The 45,000-square-foot building on Campus Drive will serve as a focal point on the campus for biological sciences faculty members, researchers, and students who are interested in biotechnology. The dedication is scheduled for 2 p.m.

"Our vision is that the center will be involved in training as well as education," said Tracy Wilkins, director of the Fralin Center. "Biotechnology is the application of biological science. We will show students how to put science to actual use."

The center is named for the late Horace G. Fralin of Roanoke, whose bequest to the university is valued at $8.6 million, one of the largest in university history. A founder of Fralin and Waldron Inc., one of America's largest construction firms, Fralin was a 1948 Virginia Tech graduate.

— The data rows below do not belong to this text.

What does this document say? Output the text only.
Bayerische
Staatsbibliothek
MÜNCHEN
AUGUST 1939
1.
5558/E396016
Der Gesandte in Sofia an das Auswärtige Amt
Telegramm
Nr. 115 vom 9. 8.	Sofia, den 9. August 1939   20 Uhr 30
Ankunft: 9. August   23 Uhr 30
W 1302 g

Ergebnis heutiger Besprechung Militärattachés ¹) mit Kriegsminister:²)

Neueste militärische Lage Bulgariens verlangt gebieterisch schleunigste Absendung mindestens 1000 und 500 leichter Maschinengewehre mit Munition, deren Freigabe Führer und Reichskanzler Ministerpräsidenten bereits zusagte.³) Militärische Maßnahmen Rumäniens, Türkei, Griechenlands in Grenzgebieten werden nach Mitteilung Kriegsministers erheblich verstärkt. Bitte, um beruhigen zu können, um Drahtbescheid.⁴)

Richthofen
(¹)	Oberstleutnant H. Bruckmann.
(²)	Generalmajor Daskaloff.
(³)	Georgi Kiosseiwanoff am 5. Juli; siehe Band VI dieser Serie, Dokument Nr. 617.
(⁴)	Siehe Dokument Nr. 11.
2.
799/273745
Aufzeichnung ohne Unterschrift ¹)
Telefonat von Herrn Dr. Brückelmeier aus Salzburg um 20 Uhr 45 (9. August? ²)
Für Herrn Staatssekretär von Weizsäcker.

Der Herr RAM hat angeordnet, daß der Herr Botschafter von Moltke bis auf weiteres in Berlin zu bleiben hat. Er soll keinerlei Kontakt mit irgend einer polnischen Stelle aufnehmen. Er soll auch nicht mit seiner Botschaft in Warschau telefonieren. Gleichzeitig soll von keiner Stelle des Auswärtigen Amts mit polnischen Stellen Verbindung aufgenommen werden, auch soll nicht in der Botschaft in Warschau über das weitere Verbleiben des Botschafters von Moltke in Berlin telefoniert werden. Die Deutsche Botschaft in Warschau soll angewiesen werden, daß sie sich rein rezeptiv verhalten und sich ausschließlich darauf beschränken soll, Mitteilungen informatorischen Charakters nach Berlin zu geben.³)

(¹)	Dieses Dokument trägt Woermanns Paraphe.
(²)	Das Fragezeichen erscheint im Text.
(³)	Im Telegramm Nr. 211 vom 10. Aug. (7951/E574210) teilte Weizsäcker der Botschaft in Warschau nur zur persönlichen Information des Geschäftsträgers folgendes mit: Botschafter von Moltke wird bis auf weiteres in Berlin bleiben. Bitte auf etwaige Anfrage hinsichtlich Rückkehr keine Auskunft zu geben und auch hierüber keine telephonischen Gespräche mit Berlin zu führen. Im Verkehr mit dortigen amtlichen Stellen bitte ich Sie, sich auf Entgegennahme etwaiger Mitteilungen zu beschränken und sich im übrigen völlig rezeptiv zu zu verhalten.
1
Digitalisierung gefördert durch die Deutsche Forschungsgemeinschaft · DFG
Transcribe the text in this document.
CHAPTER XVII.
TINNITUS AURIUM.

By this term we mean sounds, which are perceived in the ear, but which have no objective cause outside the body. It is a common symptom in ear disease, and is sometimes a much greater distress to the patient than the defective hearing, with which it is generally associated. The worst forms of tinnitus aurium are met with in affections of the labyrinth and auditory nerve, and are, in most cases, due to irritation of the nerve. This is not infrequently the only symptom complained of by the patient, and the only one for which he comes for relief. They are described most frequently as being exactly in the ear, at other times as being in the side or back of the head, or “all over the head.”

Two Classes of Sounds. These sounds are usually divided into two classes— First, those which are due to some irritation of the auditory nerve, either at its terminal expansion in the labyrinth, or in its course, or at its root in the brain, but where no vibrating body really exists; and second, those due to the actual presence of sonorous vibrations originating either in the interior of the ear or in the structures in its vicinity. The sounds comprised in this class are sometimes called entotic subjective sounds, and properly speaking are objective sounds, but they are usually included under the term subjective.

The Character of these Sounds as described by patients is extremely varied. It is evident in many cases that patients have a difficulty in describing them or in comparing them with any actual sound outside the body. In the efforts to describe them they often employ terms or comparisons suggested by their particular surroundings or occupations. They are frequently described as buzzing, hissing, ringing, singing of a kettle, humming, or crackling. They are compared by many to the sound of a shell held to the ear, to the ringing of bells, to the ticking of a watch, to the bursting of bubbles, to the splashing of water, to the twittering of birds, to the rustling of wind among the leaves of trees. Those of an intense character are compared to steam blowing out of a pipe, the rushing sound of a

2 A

He served on the university's Board of Visitors, as president of the Virginia Tech Foundation, and he was a founding member of the Virginia Tech Corporate Research Center.

The Corporate Research Center already has close ties to the Fralin Center. Designed to serve as an incubator for new companies specializing in technologies under study at Virginia Tech, the Corporate Research Center is home to several biotechnology firms. Some of the seven faculty members who maintain offices and laboratories in the Fralin Center also work for or helped found companies at the Corporate Research Center.

"This direct experience in entrepreneurship allows the faculty to impart real-world experience to students," Wilkins said. "The center interacts with these Virginia companies to enhance technology transfer and increase the competitiveness of Virginia's biotechnology industry."

The $9-million Fralin Center has 17 state-of-the-art research laboratories that will be used for DNA manipulation, cloning, protein sequencing, and bioengineering. It also has three teaching laboratories, a computer laboratory, a classroom, and an auditorium.

Teaching, Wilkins said, is just as important to the center as is research.

"We have business needing new technologies on one side, and students learning the technology on the other, and we're trying to bring them together," he said. "This building is designed to look like a corporate setting, and that is for a very important reason. We want students to know what a business expects of them. We are at the point of the academic and industrial interface."

The center also provides the opportunity for researchers in divergent disciplines to work together on solving practical problems. Because biotechnology is based on molecular biology, or the study of life and life processes at the most basic level, researchers find they have a common language, Wilkins said. All life forms use the same genetic building blocks, but those blocks are arranged in different sequences in different species.

Already, Wilkins said, scientists from four colleges within the university are conducting research projects in the new building. In addition, collaborative research extends into many departments and into other colleges across the campus.

Just as exciting to Wilkins is the center's outreach mission. It works with community-college and high-school teachers across the state, providing training to some and supporting others as they train still other teachers. The center has two trunks of equipment and supplies to allow teachers to conduct laboratory exercises. The trunks are shipped from school to school for two-week classes in biotechnology.

"We've found this is a great way to recruit students to Virginia Tech," Wilkins said. "The teachers we have involved in this are training some excellent students."

Financing for the building was accumulated over a number of years beginning in 1989. Congressman Rick Boucher secured more than $4.2 million in federal funding for the project. In 1992, Virginia voters approved $4.1 million in general revenue bond moneys toward the project. The balance came from private funds.